Regeling vervallen per 01-01-2019

Regeling Melding Vermoeden Misstand UW Samenwerking

Geldend van 28-04-2015 t/m 31-12-2018 met terugwerkende kracht vanaf 01-01-2014

Intitulé

Regeling Melding Vermoeden Misstand UW Samenwerking

Het algemeen bestuur van UW Samenwerking;

gezien het voorstel van het dagelijks bestuur van UW Samenwerking d.d. 31 oktober 2013;

  • ·

    gelet op artikel 125 van de Ambtenarenwet, artikel 33 van de Wet gemeenschappelijke regelingenartikel 13, lid 2, sub e en artikel 20, lid 2 van de gemeenschappelijke regeling UW Samenwerking,

  • ·

    gelet op artikel 15:2 van de CAR-UWO;

  • ·

    mede gelet op de verkregen instemming van de Ondernemingsraad d.d. 11 december 2013;

B E S L U I T :

vast te stellen de volgende:

Regeling Melding Vermoeden Misstand UW Samenwerking

Artikel 1 Begripsbepaling

In deze regeling wordt verstaan onder:

  • -

    Ambtenaar: de ambtenaar bedoeld in artikel 1:1, eerste lid, onderdeel a en artikel 1:2, onderdeel c, d, e, g, h van de Arbeidsvoorwaardenregeling gemeente bij de gemeente, alsmede de persoon die anders dan op basis van een aanstelling of een arbeidsovereenkomst bij de gemeente werkzaam is.

  • -

    Melder: de ambtenaar die een vermoeden van een misstand meldt overeenkomstig hoofdstuk 2 van deze regeling.

  • -

    Meldpunt: een externe commissie of persoon die als zodanig door het Dagelijks Bestuur is aangewezen. De Landelijke Commissie Klokkenluiders Gemeenten kan aangewezen worden als meldpunt.

  • -

    Vermoeden van een misstand: een op redelijke gronden gebaseerd vermoeden met betrekking tot de gemeentelijke organisatie waar de ambtenaar werkzaam is omtrent:

    • a.

      een strafbaar feit;

    • b.

      een schending van regelgeving of beleidsregels;

    • c.

      het misleiden van justitie;

    • d.

      een gevaar voor de volksgezondheid, de veiligheid of het milieu, of

    • e.

      het bewust achterhouden van informatie over deze feiten.

  • -

    Vertrouwenspersoon: de functionaris die door het Dagelijks Bestuur is aangewezen om te fungeren als vertrouwelijke gesprekspartner bij de melding van een vermoeden van een misstand.

Interne Meldingsprocedure

Artikel 2 Melding

  • 1. De ambtenaar doet een melding bij de procesmanager, de HR-manager, bij de vertrouwenspersoon of, indien daartoe aanleiding bestaat, rechtstreeks bij het meldpunt.

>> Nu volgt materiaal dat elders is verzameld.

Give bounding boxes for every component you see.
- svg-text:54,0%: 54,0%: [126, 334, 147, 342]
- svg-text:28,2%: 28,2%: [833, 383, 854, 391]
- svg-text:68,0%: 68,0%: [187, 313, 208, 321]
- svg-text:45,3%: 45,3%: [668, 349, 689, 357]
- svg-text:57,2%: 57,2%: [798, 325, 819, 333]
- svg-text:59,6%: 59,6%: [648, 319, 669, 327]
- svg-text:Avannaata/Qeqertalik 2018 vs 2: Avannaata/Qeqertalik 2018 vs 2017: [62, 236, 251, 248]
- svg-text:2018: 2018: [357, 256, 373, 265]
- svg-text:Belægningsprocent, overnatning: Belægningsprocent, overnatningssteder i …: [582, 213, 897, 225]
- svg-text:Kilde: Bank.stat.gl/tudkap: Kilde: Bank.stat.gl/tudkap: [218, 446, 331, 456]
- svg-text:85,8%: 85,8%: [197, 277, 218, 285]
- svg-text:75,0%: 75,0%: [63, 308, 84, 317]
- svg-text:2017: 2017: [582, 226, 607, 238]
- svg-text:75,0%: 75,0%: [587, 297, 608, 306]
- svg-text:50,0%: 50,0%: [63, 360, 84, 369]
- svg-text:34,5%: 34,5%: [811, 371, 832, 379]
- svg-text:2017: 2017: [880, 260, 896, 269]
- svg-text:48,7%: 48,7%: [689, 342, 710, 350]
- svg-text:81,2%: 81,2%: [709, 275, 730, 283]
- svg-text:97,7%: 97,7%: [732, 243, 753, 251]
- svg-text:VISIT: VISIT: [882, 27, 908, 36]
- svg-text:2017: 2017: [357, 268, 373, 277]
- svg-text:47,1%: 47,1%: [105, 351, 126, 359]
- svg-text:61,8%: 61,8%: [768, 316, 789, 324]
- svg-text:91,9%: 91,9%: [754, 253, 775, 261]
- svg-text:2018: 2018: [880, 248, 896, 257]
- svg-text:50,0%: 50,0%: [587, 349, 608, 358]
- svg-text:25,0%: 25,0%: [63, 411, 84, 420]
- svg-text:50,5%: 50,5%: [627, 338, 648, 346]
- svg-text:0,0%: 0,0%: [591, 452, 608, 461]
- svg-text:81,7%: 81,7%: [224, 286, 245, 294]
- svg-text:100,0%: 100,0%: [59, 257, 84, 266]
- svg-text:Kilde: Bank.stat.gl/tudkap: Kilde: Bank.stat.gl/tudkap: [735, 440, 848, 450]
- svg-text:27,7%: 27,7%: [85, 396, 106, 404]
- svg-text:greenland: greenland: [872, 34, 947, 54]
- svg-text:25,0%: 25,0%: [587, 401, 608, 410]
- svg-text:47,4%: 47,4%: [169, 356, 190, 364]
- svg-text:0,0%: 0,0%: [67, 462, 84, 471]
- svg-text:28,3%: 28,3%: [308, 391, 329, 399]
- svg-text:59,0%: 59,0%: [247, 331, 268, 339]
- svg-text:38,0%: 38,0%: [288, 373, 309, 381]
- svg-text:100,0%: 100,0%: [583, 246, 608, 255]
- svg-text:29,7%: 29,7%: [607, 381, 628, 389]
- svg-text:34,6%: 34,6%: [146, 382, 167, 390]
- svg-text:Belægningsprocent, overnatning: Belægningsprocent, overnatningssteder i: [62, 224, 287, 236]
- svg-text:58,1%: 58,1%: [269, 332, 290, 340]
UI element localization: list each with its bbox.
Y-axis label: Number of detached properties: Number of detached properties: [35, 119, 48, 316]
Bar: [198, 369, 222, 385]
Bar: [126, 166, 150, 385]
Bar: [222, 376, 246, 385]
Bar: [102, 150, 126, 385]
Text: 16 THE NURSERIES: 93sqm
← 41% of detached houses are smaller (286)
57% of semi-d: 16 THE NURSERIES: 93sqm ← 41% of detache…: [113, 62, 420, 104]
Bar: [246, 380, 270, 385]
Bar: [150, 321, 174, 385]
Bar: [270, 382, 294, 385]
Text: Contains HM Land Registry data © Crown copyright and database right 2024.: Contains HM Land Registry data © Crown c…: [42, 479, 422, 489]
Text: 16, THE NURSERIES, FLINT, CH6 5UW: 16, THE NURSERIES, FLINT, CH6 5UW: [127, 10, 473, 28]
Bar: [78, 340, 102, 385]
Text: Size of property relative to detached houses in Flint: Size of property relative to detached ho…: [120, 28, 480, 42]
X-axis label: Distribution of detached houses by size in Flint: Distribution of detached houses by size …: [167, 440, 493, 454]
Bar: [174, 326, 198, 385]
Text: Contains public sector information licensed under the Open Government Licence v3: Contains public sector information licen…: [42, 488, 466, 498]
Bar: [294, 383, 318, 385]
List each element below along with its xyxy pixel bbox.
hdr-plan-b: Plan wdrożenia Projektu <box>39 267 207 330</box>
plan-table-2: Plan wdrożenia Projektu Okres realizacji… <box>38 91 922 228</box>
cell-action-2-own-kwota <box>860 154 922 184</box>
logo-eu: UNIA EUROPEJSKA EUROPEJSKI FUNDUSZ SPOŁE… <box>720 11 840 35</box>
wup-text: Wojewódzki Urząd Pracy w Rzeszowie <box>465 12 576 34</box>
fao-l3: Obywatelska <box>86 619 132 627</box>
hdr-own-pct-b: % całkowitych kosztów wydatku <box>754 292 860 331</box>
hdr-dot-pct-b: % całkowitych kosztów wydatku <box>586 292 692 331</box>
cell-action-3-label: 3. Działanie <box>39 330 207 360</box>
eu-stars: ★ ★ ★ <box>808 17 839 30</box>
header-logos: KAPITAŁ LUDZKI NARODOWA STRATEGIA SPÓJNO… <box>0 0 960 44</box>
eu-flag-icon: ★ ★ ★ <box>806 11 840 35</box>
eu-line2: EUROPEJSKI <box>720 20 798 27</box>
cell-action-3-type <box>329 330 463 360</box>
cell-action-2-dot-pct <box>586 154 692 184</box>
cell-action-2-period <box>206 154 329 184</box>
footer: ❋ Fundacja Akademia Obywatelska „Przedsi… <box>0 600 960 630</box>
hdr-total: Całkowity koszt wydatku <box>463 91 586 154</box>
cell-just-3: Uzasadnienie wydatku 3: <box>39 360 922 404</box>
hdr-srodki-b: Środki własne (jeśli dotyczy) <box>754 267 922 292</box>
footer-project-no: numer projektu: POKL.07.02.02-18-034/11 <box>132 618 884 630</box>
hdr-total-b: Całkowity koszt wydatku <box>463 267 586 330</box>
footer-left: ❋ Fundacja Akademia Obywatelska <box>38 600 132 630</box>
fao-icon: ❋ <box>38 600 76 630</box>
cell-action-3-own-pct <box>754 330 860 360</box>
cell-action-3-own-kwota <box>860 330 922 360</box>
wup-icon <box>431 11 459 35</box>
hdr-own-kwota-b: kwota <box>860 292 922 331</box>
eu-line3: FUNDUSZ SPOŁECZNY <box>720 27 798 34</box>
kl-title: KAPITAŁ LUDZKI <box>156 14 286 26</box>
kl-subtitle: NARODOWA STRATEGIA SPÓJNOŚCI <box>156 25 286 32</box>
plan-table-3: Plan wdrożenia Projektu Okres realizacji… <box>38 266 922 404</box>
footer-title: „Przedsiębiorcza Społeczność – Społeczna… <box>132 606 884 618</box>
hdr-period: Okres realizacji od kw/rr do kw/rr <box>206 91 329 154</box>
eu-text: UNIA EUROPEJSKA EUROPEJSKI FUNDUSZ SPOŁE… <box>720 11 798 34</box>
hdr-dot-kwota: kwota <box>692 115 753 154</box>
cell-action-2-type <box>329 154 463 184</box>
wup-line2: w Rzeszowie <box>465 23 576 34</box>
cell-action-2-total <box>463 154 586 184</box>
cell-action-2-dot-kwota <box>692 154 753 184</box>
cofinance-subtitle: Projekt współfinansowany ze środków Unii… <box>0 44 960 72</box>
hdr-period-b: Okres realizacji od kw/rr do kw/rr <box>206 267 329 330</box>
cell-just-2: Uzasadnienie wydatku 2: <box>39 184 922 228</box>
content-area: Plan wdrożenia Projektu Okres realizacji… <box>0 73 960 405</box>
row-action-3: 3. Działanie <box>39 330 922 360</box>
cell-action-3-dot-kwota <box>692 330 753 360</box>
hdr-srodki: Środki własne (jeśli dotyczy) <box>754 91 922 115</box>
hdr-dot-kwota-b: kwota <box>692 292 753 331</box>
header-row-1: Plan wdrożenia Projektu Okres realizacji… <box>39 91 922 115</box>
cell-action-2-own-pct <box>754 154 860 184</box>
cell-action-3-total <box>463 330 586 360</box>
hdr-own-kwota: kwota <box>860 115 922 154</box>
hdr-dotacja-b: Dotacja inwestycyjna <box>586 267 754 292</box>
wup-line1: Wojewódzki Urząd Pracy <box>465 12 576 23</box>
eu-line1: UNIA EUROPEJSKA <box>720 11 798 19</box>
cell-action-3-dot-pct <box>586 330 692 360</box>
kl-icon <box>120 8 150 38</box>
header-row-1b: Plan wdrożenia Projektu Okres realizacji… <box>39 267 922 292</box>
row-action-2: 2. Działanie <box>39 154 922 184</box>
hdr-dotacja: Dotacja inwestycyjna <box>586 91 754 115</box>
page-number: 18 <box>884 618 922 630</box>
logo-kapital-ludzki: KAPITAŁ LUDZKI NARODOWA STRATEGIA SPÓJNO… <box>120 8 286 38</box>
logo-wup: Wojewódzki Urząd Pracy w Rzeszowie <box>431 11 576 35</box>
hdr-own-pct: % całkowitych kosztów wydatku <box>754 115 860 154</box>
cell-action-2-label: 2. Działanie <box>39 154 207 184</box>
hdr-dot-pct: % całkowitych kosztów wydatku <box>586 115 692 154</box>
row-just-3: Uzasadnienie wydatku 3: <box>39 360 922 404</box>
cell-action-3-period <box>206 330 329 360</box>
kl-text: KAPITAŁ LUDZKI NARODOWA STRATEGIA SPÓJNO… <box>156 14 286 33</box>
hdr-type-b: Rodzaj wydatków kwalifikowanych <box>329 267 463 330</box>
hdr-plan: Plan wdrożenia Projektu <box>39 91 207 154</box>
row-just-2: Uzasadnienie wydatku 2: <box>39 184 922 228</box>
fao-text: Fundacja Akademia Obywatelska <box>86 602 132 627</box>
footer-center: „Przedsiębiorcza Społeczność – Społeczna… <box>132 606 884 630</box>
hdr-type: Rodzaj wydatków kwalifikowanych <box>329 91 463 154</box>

  • 2. Een melding laat de wettelijke verplichting tot het doen van aangifte van een strafbaar feit onverlet.

Artikel 3 Melding door een gewezen ambtenaar

De gewezen ambtenaar die een vermoeden van een misstand wil melden doet dit binnen een periode van twaalf maanden na zijn ontslag of beëindiging van zijn werkzaamheden voor UW Samenwerking. Hij kan alleen een melding van een vermoeden van een misstand doen als hij in de hoedanigheid van ambtenaar kennis heeft gekregen van het vermoeden.

Voor de in dit artikel bedoelde gewezen ambtenaar zijn artikelen 4 tot en met 13 van deze regeling van toepassing.

Artikel 4 Identiteit ambtenaar

  • 1. De persoon of entiteit bij wie een melding wordt gedaan maakt de identiteit van de ambtenaar die de melding doet niet bekend zonder instemming van de ambtenaar.

  • 2. Diegenen die betrokken zijn bij de behandeling van een melding gaan op behoorlijke en zorgvuldige wijze met de identiteit van de melder om.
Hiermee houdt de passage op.